Current legislation on consumption and possession of drugs
The attitude towards cannabis has changed dramatically since September 2013.
All 6 parties in parliament have shifted their stance on a decriminalization of medical cannabis and cannabis as a soft drug to varying degrees since the legalization in Colorado.
The discussion has not advanced much and still remains in its early stages. There are no models for decriminalization and regulation on the table.
The Hemp Institute prioritizes the decriminalization of medical cannabis use that will allow the collection of health related cannabis data, which in turn will lead to an improved perception of the hemp plant and its multifold of benefits.
Cannabis may become a decisive factor in the next Austrian elections, scheduled for 2018, as this is a political issue that could yield supporting parties significant gains in votes.
Regional online polls show a solid majority for the decriminalization of MMJ with results varying between 67% and up to 97%.
Hemp production is allowed for industrial and medical purposes. Hemp products can be purchased legally, except for psychoactive cannabis containing THC.
Consumption of cannabis is technically non-punishable, but possession, purchases and passing it on to others – even when only sharing a joint – are illegal.
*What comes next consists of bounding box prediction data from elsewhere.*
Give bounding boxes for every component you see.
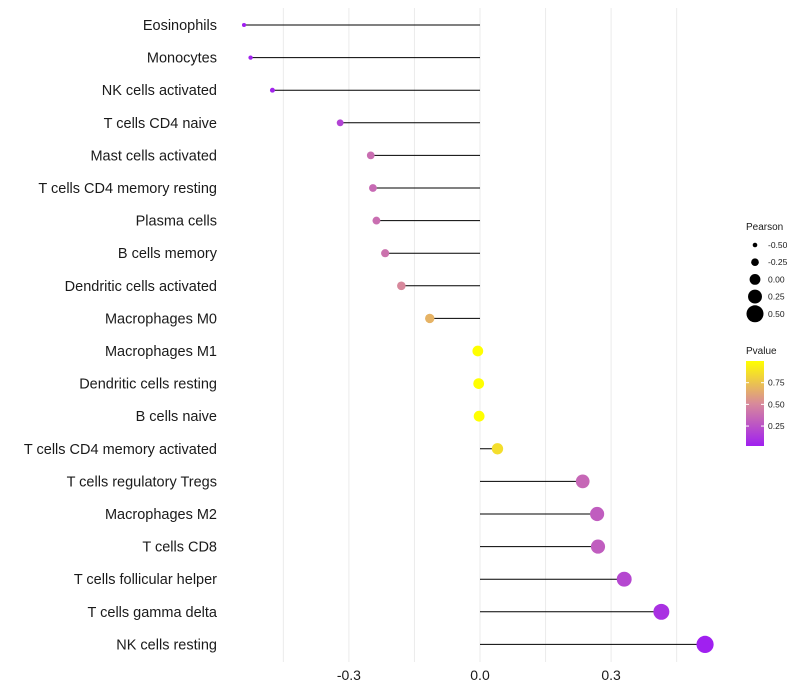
color-legend-label: 0.50 bbox=[768, 399, 785, 409]
category-label: Dendritic cells resting bbox=[79, 377, 217, 393]
x-tick-label: -0.3 bbox=[337, 667, 361, 683]
grid-lines bbox=[282, 8, 678, 662]
lollipop-dot bbox=[491, 443, 504, 455]
category-label: NK cells activated bbox=[102, 83, 217, 99]
size-legend-label: -0.25 bbox=[768, 257, 788, 267]
lollipop-dot bbox=[269, 87, 275, 93]
color-legend-ticks: 0.75 0.50 0.25 bbox=[746, 378, 785, 431]
lollipop-dot bbox=[653, 603, 670, 620]
color-legend-title: Pvalue bbox=[746, 346, 777, 357]
lollipop-dot bbox=[372, 216, 381, 225]
size-legend-dot bbox=[752, 242, 758, 248]
lollipop-dot bbox=[381, 249, 390, 258]
lollipop-dot bbox=[473, 378, 485, 389]
size-legend-label: 0.25 bbox=[768, 292, 785, 302]
size-legend-dot bbox=[749, 273, 761, 285]
size-legend-label: -0.50 bbox=[768, 240, 788, 250]
category-label: Macrophages M1 bbox=[105, 344, 217, 360]
lollipop-dot bbox=[696, 635, 714, 654]
lollipop-dots bbox=[241, 22, 714, 654]
lollipop-dot bbox=[425, 313, 435, 324]
color-legend-label: 0.75 bbox=[768, 378, 785, 388]
category-label: T cells CD4 memory resting bbox=[38, 181, 217, 197]
lollipop-dot bbox=[590, 506, 605, 522]
category-label: T cells CD4 naive bbox=[104, 116, 217, 132]
category-label: Monocytes bbox=[147, 51, 217, 67]
legend: Pearson -0.50 -0.25 0.00 0.25 0.50 Pvalue 0.… bbox=[746, 222, 788, 446]
category-labels: Eosinophils Monocytes NK cells activated T … bbox=[24, 18, 218, 653]
size-legend-dot bbox=[748, 289, 762, 304]
category-label: B cells naive bbox=[136, 409, 217, 425]
lollipop-dot bbox=[241, 22, 247, 28]
category-label: T cells follicular helper bbox=[74, 572, 217, 588]
lollipop-dot bbox=[397, 281, 406, 291]
lollipop-dot bbox=[590, 539, 606, 554]
x-tick-label: 0.0 bbox=[470, 667, 490, 683]
lollipop-dot bbox=[473, 410, 485, 422]
lollipop-dot bbox=[366, 151, 375, 160]
category-label: T cells CD8 bbox=[142, 540, 217, 556]
category-label: Plasma cells bbox=[136, 214, 217, 230]
lollipop-dot bbox=[616, 571, 632, 587]
lollipop-stems bbox=[244, 24, 706, 645]
lollipop-dot bbox=[369, 184, 377, 192]
size-legend-items: -0.50 -0.25 0.00 0.25 0.50 bbox=[746, 240, 788, 323]
x-tick-label: 0.3 bbox=[601, 667, 621, 683]
color-legend-label: 0.25 bbox=[768, 421, 785, 431]
pvalue-colorbar bbox=[746, 361, 764, 446]
category-label: Macrophages M2 bbox=[105, 507, 217, 523]
size-legend-label: 0.00 bbox=[768, 274, 785, 284]
category-label: Mast cells activated bbox=[90, 148, 217, 164]
category-label: Dendritic cells activated bbox=[65, 279, 217, 295]
size-legend-dot bbox=[746, 305, 764, 323]
category-label: Eosinophils bbox=[143, 18, 217, 34]
lollipop-dot bbox=[248, 55, 253, 60]
category-label: T cells CD4 memory activated bbox=[24, 442, 217, 458]
size-legend-label: 0.50 bbox=[768, 309, 785, 319]
category-label: Macrophages M0 bbox=[105, 311, 217, 327]
lollipop-dot bbox=[472, 345, 484, 357]
category-label: B cells memory bbox=[118, 246, 218, 262]
size-legend-title: Pearson bbox=[746, 222, 783, 233]
category-label: T cells gamma delta bbox=[88, 605, 218, 621]
lollipop-dot bbox=[575, 474, 590, 489]
size-legend-dot bbox=[751, 258, 759, 267]
lollipop-dot bbox=[336, 119, 344, 127]
category-label: NK cells resting bbox=[116, 637, 217, 653]
x-axis-ticks: -0.3 0.0 0.3 bbox=[337, 667, 621, 683]
category-label: T cells regulatory Tregs bbox=[67, 474, 217, 490]
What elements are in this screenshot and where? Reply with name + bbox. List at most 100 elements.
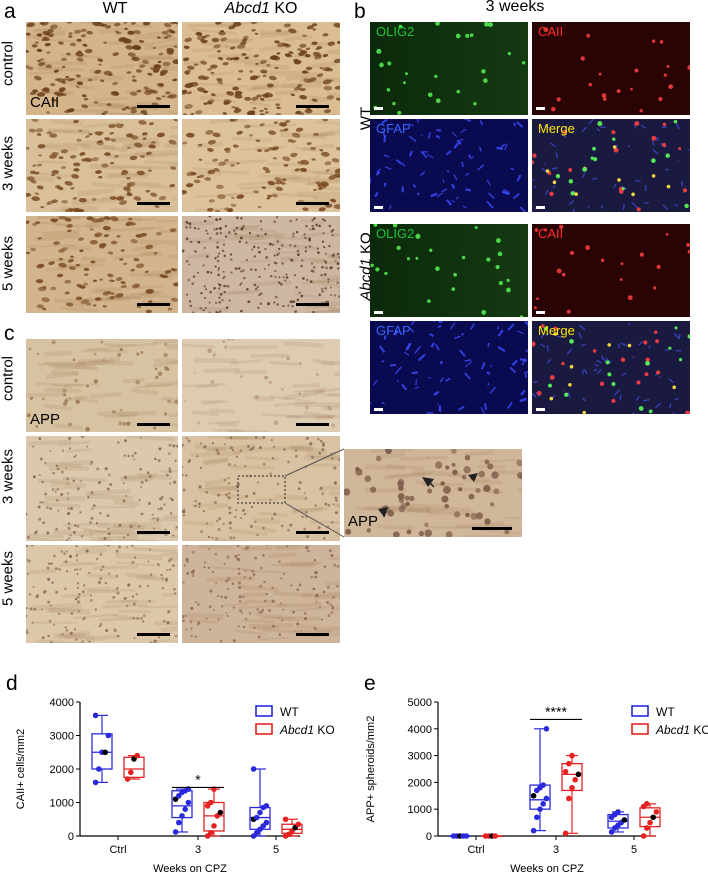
data-point (569, 752, 575, 759)
data-point (134, 752, 140, 759)
scale-bar (137, 531, 170, 534)
panel-letter-c: c (4, 322, 15, 345)
arrowhead-icon (468, 473, 478, 482)
scale-bar (296, 105, 329, 108)
data-point (217, 809, 224, 816)
data-point (653, 809, 660, 815)
data-point (257, 809, 263, 816)
chart-app-spheroids: 0 1000 2000 3000 4000 5000 Ctrl 3 5 Weeks on CPZ A… (365, 697, 708, 875)
data-point (128, 769, 134, 776)
micrograph-caii-wt-5-weeks (26, 216, 178, 313)
data-point (208, 799, 214, 806)
y-axis-title: APP+ spheroids/mm2 (365, 716, 377, 823)
zoom-line (284, 448, 345, 477)
data-point (644, 801, 650, 807)
micrograph-gfap-wt (370, 119, 528, 212)
scale-bar (536, 311, 545, 314)
data-point (263, 819, 270, 826)
data-point (185, 799, 192, 806)
data-point (179, 813, 185, 819)
micrograph-app-ko-3-weeks (182, 436, 340, 541)
scale-bar (536, 206, 545, 209)
channel-label-olig2: OLIG2 (376, 226, 415, 241)
scale-bar (536, 107, 545, 110)
data-point (540, 801, 546, 807)
data-point (124, 776, 131, 782)
y-tick-label: 3000 (408, 751, 432, 763)
data-point (208, 829, 214, 836)
scale-bar (296, 633, 329, 636)
data-point (572, 776, 578, 783)
data-point (92, 779, 99, 786)
y-axis-title: CAII+ cells/mm2 (15, 729, 27, 809)
data-point (540, 782, 546, 788)
y-tick-label: 5000 (408, 697, 432, 709)
data-point (621, 817, 628, 823)
micrograph-gfap-ko (370, 321, 528, 414)
stain-label-app-zoom: APP (348, 513, 379, 530)
y-tick-label: 3000 (50, 731, 74, 743)
zoom-connector (237, 448, 345, 538)
data-point (92, 712, 99, 719)
micrograph-caii-wt (532, 22, 690, 115)
data-point (282, 816, 289, 823)
box-wt-Ctrl (91, 714, 113, 784)
micrograph-caii-ko-3-weeks (182, 119, 340, 212)
channel-label-olig2: OLIG2 (376, 24, 415, 39)
channel-label-merge: Merge (538, 121, 575, 136)
x-tick-label: 5 (631, 844, 637, 856)
micrograph-caii-ko (532, 224, 690, 317)
panel-letter-e: e (364, 672, 376, 695)
micrograph-caii-wt-3-weeks (26, 119, 178, 212)
x-axis-title: Weeks on CPZ (510, 863, 584, 875)
scale-bar (536, 408, 545, 411)
scale-bar (374, 408, 383, 411)
panel-letter-a: a (4, 0, 16, 23)
y-tick-label: 4000 (408, 724, 432, 736)
y-tick-label: 2000 (50, 764, 74, 776)
channel-label-caii: CAII (538, 226, 564, 241)
scale-bar (296, 531, 329, 534)
column-header-wt: WT (102, 0, 128, 17)
micrograph-app-wt-3-weeks (26, 436, 178, 541)
data-point (608, 829, 615, 835)
micrograph-app-ko-control (182, 339, 340, 432)
panel-b-title: 3 weeks (485, 0, 545, 15)
significance-label: **** (545, 703, 567, 719)
scale-bar (374, 107, 383, 110)
box-wt-3 (171, 788, 193, 833)
column-header-ko: Abcd1 KO (224, 0, 298, 17)
micrograph-olig2-ko (370, 224, 528, 317)
data-point (562, 768, 569, 775)
zoom-region-box (237, 475, 286, 504)
data-point (295, 821, 302, 828)
x-tick-label: 3 (553, 844, 559, 856)
data-point (615, 809, 621, 815)
scale-bar (472, 527, 512, 530)
x-tick-label: Ctrl (109, 844, 126, 856)
scale-bar (296, 423, 329, 426)
data-point (530, 793, 537, 799)
micrograph-caii-wt-control (26, 22, 178, 115)
legend-swatch (631, 723, 649, 735)
data-point (562, 830, 569, 837)
data-point (530, 827, 537, 834)
scale-bar (374, 206, 383, 209)
significance-label: * (195, 771, 201, 787)
arrowhead-icon (378, 507, 388, 517)
micrograph-caii-ko-control (182, 22, 340, 115)
data-point (172, 829, 179, 835)
row-label-5-weeks: 5 weeks (0, 235, 17, 292)
row-label-5-weeks: 5 weeks (0, 550, 17, 607)
box-ko-3 (561, 754, 583, 834)
zoom-line (284, 502, 345, 538)
channel-label-gfap: GFAP (376, 121, 411, 136)
data-point (253, 814, 260, 821)
y-tick-label: 0 (426, 831, 432, 843)
panel-letter-b: b (354, 0, 366, 23)
scale-bar (296, 202, 329, 205)
data-point (543, 795, 550, 802)
row-label-3-weeks: 3 weeks (0, 135, 17, 192)
box-wt-3 (529, 728, 551, 832)
stain-label-caii: CAII (30, 94, 60, 111)
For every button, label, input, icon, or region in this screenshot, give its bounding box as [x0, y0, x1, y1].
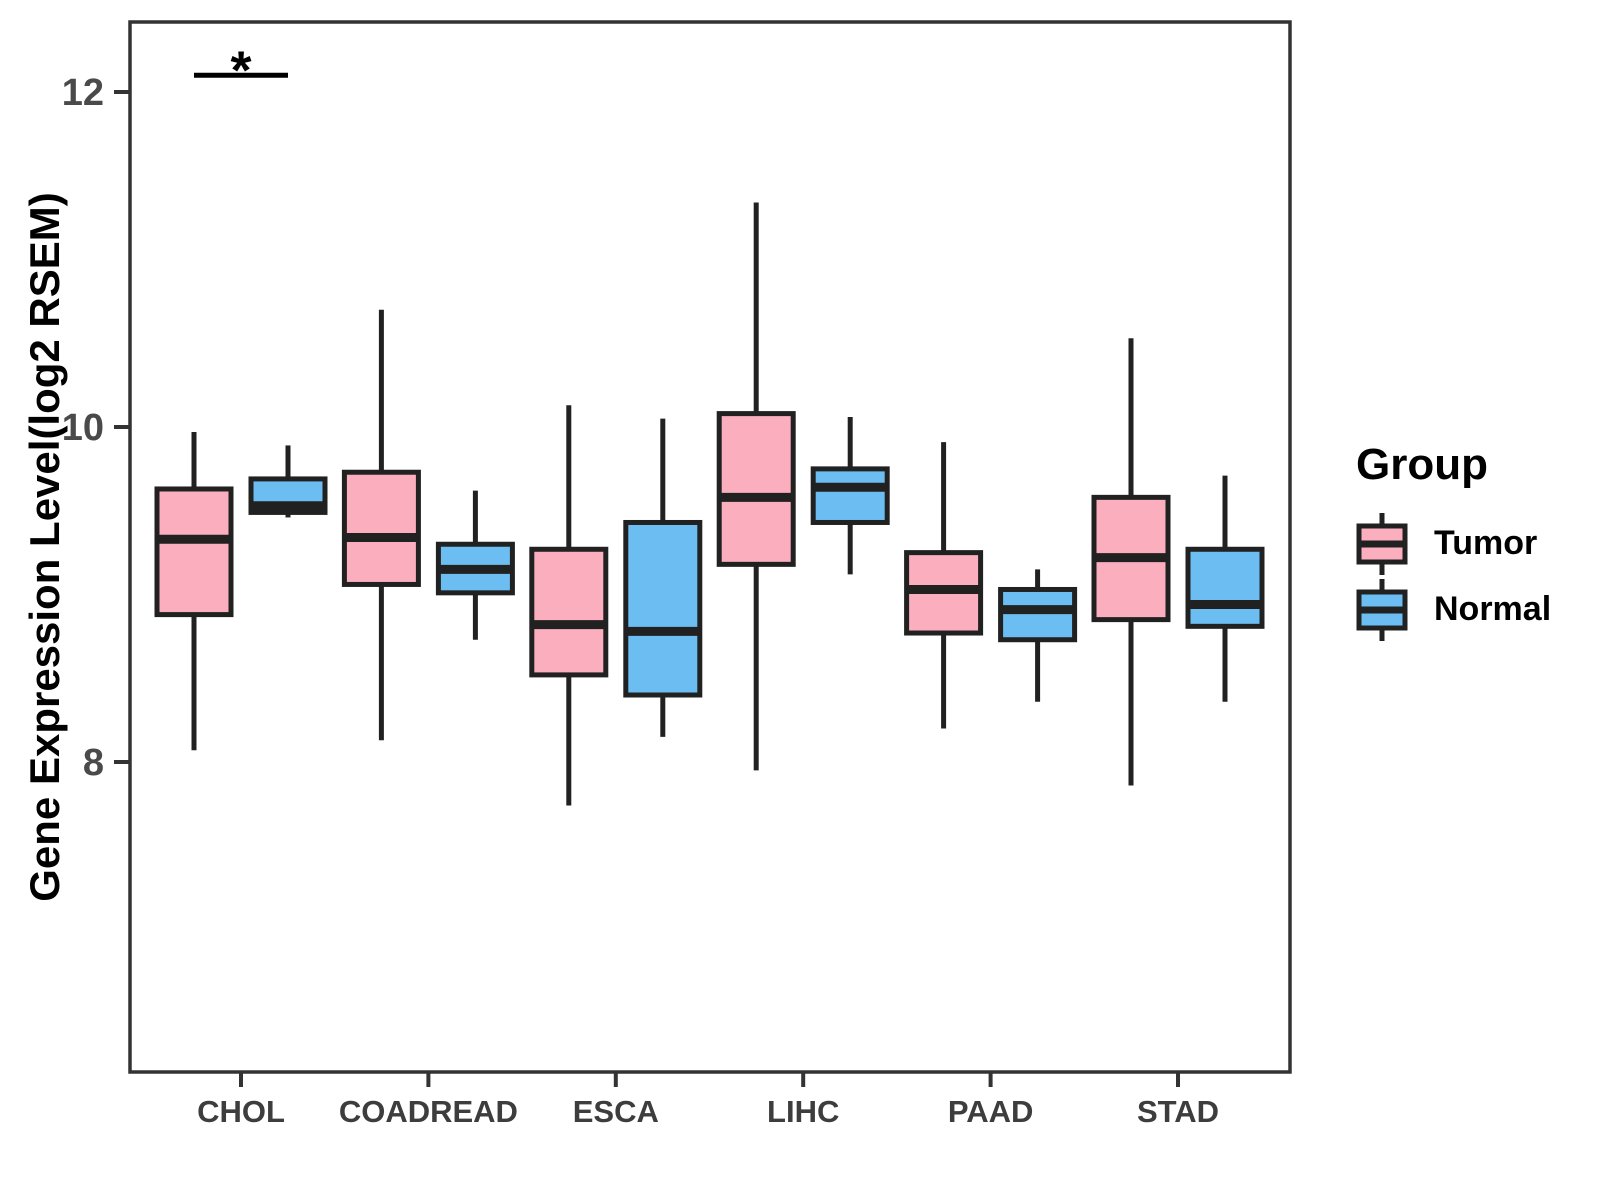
x-tick-label-paad: PAAD [948, 1094, 1034, 1129]
iqr-box [810, 466, 890, 525]
legend-item-normal: Normal [1356, 578, 1552, 641]
y-tick-label-8: 8 [83, 742, 104, 784]
iqr-box [1185, 546, 1265, 629]
legend-item-tumor: Tumor [1356, 512, 1551, 575]
legend-title: Group [1356, 440, 1488, 489]
iqr-box [623, 519, 703, 698]
x-tick-label-esca: ESCA [573, 1094, 659, 1129]
box-normal-chol [248, 445, 328, 518]
y-axis-title: Gene Expression Level(log2 RSEM) [21, 192, 68, 902]
x-tick-label-chol: CHOL [197, 1094, 285, 1129]
iqr-box [341, 469, 421, 587]
box-normal-lihc [810, 416, 890, 575]
legend: Group Tumor Normal [1356, 440, 1551, 645]
box-normal-esca [623, 418, 703, 737]
box-tumor-coadread [341, 309, 421, 741]
panel-border [128, 20, 1292, 1074]
legend-label-tumor: Tumor [1434, 524, 1538, 563]
y-tick-label-12: 12 [62, 72, 104, 114]
iqr-box [154, 486, 234, 618]
box-tumor-lihc [716, 202, 796, 771]
box-normal-stad [1185, 475, 1265, 702]
box-normal-paad [998, 569, 1078, 702]
legend-label-normal: Normal [1434, 590, 1552, 629]
x-tick-label-lihc: LIHC [767, 1094, 839, 1129]
significance-asterisk: * [230, 40, 251, 100]
iqr-box [716, 411, 796, 567]
tumor-boxplot-key-icon [1356, 512, 1408, 575]
x-tick-label-coadread: COADREAD [339, 1094, 518, 1129]
box-tumor-paad [904, 442, 984, 729]
box-tumor-chol [154, 432, 234, 751]
iqr-box [529, 546, 609, 678]
normal-boxplot-key-icon [1356, 578, 1408, 641]
y-tick-label-10: 10 [62, 407, 104, 449]
box-normal-coadread [435, 490, 515, 640]
iqr-box [998, 586, 1078, 643]
box-tumor-stad [1091, 338, 1171, 786]
x-tick-label-stad: STAD [1137, 1094, 1219, 1129]
box-tumor-esca [529, 405, 609, 806]
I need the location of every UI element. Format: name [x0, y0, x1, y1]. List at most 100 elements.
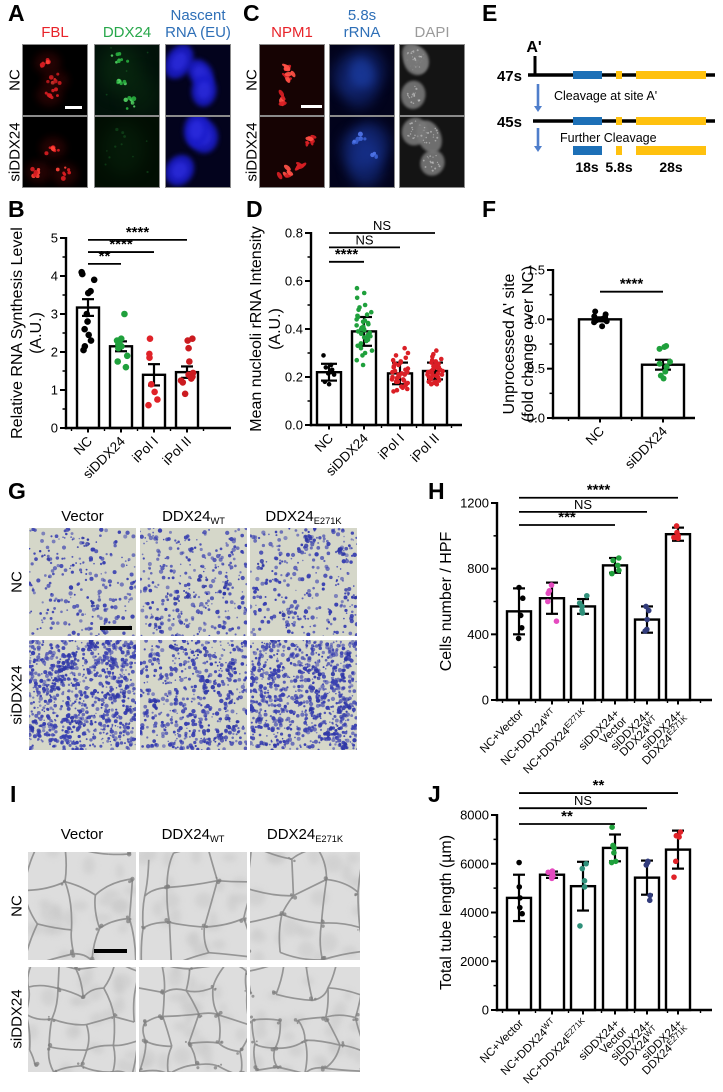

Austrian law makes a clear distinction between consumption related offenses and criminal dealing.
Possession cases are mostly diverted. An offender can opt for a rehab program that waives any court proceedings.
From 28,000 recorded drug offenses in 2013 – a rise of more than 12% compared to 2012 – 25,000 involved only consumption cases of cannabis and only a few hundred persons were indicted for cannabis dealing.
While production of Cannabis for medical uses is theoretically allowed, the sale of the natural remedy itself is prohibited under Austrian drug laws.
Austria allows the sale of synthetical Cannabis pharmaceuticals such as Dronabinol (containing THC) and Sativex (containing Cannabidiol CBD) with a prescription from a licensed physician.
While it is illegal to grow cannabis with the intent to produce the psychoactive cannabinoid THC, Austrians can purchase cannabis seeds and seedlings legally. According to law, only THC is prohibited, but none of the other hundreds of Cannabinoids.
Production of industrial hemp for the production of fibers, hempseed oil and all other non-psychoactive parts of the hemp plant was allowed in 1995 after a forced hiatus since 1958.
Industrial hemp must not contain more than 0.3% THC after flowering.
One region in Northern Austria, Hanfthal (Hemp Valley) has revived an 800 years old tradition of hemp production.
Domestic fiber hemp production supplies Austrian hemp building materials producers with the commodity and hemp seed oil producing plants are grown too. Hemp food items like hemp seed oil etc. are produced and sold in Austria.
Austria is home to 2 hemp insulation mats producers which are an environmentally friendy alternative to conventional methods like styrofoam or mineral wool insulation products. Growing production has resulted in dramatic cost improvements that make hemp products price competitive while delivering significantly better thermal and acoustic proofing.
According to official government data, more than 20% or 1.6 million Austrians have used cannabis in their lifetime and 12.5% are estimated to smoke it regularly/occasionally.
Of these, roughly one half consumes cannabis regularly (defined as more than 2 smokes/vapes/edibles per week) and the other half occasionally.
Cannabis smoking is especially prevalent in young users. Government data estimate that 40% of youth between 15 and 25 years consume cannabis. Official data says that cannabis consumption starts among adolescents at 15 years of age on average.